Une communauté des digital humanities est née

Cette semaine avait lieu le ThatCamp à Paris. Derrière ce nom un peu mystérieux (en réalité, acronyme de « The Humanities and Technology Camp) se cache une non-conférence sur le modèle du barcamp dédiée aux Digital Humanities, « transdiscipline, porteuse des méthodes, des dispositifs et des perspectives heuristiques liés au numérique dans le domaine des Sciences humaines et sociales » (définition issue du Manifeste, cf. plus loin) et auxquelles j'ai fait allusion à plusieurs reprises sur ce blog.

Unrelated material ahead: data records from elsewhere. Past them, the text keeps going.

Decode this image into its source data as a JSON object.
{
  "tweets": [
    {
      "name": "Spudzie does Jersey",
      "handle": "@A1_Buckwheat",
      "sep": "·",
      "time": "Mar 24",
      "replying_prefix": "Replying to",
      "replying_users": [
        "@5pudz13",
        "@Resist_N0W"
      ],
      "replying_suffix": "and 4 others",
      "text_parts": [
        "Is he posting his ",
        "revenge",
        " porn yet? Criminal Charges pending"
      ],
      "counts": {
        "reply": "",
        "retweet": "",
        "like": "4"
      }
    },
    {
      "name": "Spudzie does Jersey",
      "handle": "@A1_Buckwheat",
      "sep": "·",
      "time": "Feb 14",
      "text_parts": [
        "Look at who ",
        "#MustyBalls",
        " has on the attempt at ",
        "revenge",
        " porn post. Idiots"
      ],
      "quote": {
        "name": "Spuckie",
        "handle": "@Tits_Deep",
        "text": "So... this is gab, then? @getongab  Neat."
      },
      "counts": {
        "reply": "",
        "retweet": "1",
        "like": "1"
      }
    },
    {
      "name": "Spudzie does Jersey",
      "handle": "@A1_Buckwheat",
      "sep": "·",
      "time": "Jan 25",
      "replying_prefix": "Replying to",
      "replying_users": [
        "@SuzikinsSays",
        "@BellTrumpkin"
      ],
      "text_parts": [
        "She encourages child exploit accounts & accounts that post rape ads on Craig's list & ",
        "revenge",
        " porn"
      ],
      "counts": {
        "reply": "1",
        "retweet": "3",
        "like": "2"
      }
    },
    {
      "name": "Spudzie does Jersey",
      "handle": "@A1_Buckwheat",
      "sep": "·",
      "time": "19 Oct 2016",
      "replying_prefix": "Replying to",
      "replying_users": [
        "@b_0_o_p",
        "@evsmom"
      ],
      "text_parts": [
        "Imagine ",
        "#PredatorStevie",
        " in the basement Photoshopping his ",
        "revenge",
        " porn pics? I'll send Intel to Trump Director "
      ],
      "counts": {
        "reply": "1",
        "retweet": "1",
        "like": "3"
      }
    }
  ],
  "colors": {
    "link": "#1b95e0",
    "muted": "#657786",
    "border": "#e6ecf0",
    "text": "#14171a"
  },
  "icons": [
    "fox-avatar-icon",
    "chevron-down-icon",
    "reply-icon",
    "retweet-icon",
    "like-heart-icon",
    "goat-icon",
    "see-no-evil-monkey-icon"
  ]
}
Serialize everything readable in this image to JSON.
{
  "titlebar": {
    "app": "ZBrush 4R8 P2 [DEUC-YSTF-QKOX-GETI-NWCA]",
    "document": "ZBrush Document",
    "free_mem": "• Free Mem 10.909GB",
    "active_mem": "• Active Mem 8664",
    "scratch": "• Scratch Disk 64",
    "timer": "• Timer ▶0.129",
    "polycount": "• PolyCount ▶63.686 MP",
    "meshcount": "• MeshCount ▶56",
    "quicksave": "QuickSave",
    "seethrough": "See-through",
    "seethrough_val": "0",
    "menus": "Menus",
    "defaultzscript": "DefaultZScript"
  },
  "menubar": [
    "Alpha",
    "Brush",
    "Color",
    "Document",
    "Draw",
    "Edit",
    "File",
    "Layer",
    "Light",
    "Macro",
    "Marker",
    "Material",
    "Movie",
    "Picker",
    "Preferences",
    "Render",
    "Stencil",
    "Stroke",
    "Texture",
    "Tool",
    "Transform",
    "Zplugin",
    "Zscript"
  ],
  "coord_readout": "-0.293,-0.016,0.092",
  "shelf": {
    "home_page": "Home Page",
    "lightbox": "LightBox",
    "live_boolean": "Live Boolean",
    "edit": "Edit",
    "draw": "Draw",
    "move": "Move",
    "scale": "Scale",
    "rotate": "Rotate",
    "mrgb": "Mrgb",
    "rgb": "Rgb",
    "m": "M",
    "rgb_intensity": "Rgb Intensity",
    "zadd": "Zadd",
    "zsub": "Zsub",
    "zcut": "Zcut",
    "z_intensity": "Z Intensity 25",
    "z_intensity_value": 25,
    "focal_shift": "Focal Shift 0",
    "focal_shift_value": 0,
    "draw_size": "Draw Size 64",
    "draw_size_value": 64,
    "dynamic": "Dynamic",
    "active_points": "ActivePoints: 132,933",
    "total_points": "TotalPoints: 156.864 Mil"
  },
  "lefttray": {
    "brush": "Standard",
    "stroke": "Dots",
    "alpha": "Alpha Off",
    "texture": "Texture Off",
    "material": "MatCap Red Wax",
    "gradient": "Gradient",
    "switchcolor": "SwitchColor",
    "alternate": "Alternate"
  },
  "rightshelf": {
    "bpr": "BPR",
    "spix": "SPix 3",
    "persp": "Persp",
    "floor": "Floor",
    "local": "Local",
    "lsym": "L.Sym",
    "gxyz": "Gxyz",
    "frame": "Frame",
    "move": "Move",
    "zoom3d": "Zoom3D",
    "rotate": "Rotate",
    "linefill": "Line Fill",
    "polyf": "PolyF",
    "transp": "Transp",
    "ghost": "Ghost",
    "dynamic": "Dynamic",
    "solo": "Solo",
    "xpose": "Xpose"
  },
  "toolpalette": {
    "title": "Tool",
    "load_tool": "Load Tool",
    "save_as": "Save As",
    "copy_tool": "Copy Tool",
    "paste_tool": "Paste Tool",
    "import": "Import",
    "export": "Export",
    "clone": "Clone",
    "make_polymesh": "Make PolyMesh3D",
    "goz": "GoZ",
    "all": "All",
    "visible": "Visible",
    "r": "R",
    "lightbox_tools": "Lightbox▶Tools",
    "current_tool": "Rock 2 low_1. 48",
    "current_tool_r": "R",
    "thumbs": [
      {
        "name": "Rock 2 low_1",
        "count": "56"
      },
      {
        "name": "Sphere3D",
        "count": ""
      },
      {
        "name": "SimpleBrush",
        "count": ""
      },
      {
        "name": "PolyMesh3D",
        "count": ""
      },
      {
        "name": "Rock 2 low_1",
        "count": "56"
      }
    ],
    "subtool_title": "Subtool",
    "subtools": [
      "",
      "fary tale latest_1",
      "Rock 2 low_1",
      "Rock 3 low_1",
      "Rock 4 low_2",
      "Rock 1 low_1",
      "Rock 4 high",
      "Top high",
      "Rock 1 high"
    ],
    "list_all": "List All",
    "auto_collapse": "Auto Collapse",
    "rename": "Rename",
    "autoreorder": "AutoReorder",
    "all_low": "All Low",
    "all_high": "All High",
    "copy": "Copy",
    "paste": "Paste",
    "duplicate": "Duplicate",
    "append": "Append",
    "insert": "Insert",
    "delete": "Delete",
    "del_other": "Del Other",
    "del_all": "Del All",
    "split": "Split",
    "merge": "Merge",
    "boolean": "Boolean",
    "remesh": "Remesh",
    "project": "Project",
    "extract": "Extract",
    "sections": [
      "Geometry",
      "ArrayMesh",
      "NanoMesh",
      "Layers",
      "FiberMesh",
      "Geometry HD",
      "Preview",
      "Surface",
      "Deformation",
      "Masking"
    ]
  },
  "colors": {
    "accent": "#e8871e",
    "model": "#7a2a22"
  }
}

Elle constituait une occasion de revoir plein d'amis, anciens collègues, anciens camarades de jeux et connaissances numériques/virtuels dans un cadre de discussions ouvert sur des sujets variés. Et, je ne fus pas déçu, car ce rassemblement a marqué le véritable acte de « naissance » d'une communauté des digital humanities en France. Naissance actée par un Manifeste rédigé tout au long des deux jours d'ateliers et discuté par tous lors de la session finale. Ce manifeste assoit et légitime l'existence de cette communauté et affirme l'importance des digital humanities dans l'Enseignement supérieur et la Recherche, de manière plus large comme une opportunité professionnelle dans tous les secteurs (et j'en sais quelque chose) et son rôle dans l'apprentissage du savoir au XXIe siècle.

Vous êtes d'ailleurs cordialement invités à signer ce manifeste, si vous vous reconnaissez dans cette communauté et dans les objectifs qu'elle s'est fixés.

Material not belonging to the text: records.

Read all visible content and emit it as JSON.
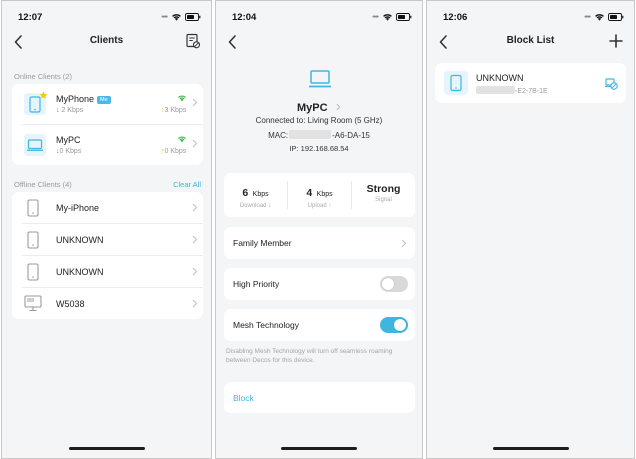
{
  "screen1": {
    "time": "12:07",
    "title": "Clients",
    "online_label": "Online Clients (2)",
    "online": [
      {
        "name": "MyPhone",
        "badge": "Me",
        "down": "2 Kbps",
        "up": "3 Kbps"
      },
      {
        "name": "MyPC",
        "down": "0 Kbps",
        "up": "0 Kbps"
      }
    ],
    "offline_label": "Offline Clients (4)",
    "clear_all": "Clear All",
    "offline": [
      {
        "name": "My-iPhone"
      },
      {
        "name": "UNKNOWN"
      },
      {
        "name": "UNKNOWN"
      },
      {
        "name": "W5038"
      }
    ]
  },
  "screen2": {
    "time": "12:04",
    "device_name": "MyPC",
    "connected": "Connected to: Living Room (5 GHz)",
    "mac_label": "MAC:",
    "mac_tail": "-A6-DA-15",
    "ip": "IP: 192.168.68.54",
    "stats": {
      "download_value": "6",
      "download_unit": "Kbps",
      "download_label": "Download",
      "upload_value": "4",
      "upload_unit": "Kbps",
      "upload_label": "Upload",
      "signal_value": "Strong",
      "signal_label": "Signal"
    },
    "family_member": "Family Member",
    "high_priority": "High Priority",
    "mesh": "Mesh Technology",
    "mesh_note": "Disabling Mesh Technology will turn off seamless roaming between Decos for this device.",
    "block": "Block"
  },
  "screen3": {
    "time": "12:06",
    "title": "Block List",
    "item_name": "UNKNOWN",
    "item_mac_tail": "-E2-7B-1E"
  },
  "colors": {
    "accent": "#3fb6df",
    "toggle_on": "#3fb6df",
    "toggle_off": "#d8d8d8",
    "green": "#3ab54a",
    "orange": "#f5a623"
  }
}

A cette occasion, j'ai animé un atelier intitulé « L'archivage numérique à long terme, défis et solutions » (intitulé dont je n'assume évidemment pas la paternité ;-) ). Il est toujours difficile mais intéressant de sortir la tête du guidon après avoir été plongé dans les tréfonds d'un sujet sur une longue période. En effet, il n'était pas ici question de rentrer dans les arcanes techniques, ni même dans les débats d'experts relatifs à cette question, mais plutôt de poser les bases d'une réflexion stratégique sur le sujet de la gestion à long terme de l'information numérique. C'est pourquoi j'avais pris le parti d'organiser l'atelier en 5 questions :

  • Quel contenu produit ou utilisé est concerné par cette problématique pour lequel nous devons être attentif ?
  • Pourquoi ? Quels sont les objectifs ? Quels sont les risques ?
  • Quelles sont les personnes impliquées par cette problématique ? Quels sont leurs rôles et leurs responsabilités ?
  • Comment répondre à cette problématique ? des outils ? des bonnes pratiques ? les métadonnées ?

De mon point de vue, ces différentes questions qui peuvent paraître triviales constituent pour une organisation les bases de toutes réflexions sur la gestion de l'information numérique sur le long terme. Les réponses doivent être les fondements de la stratégie qui y sera mise en place. La discussion de ces questions lors de l'atelier donne d'ailleurs une bonne idée des besoins et idées de la communauté des sciences Humaines et Sociales dans ce domaine.

Les préoccupations des personnes présentes à l'atelier tournent autour de deux aspects :

  • l'archivage/préservation des informations numériques issues de leurs travaux : dépouillement des sources (métasources), bases de données et archives diverses (dixit les « cimetières d'éléphant » des laboratoires), la production scientifique, les résultats de conférences ou de séminaires ;
  • l'archivage/préservation des informations qui leur servent de sources, soit numérisées, soit nativement numériques.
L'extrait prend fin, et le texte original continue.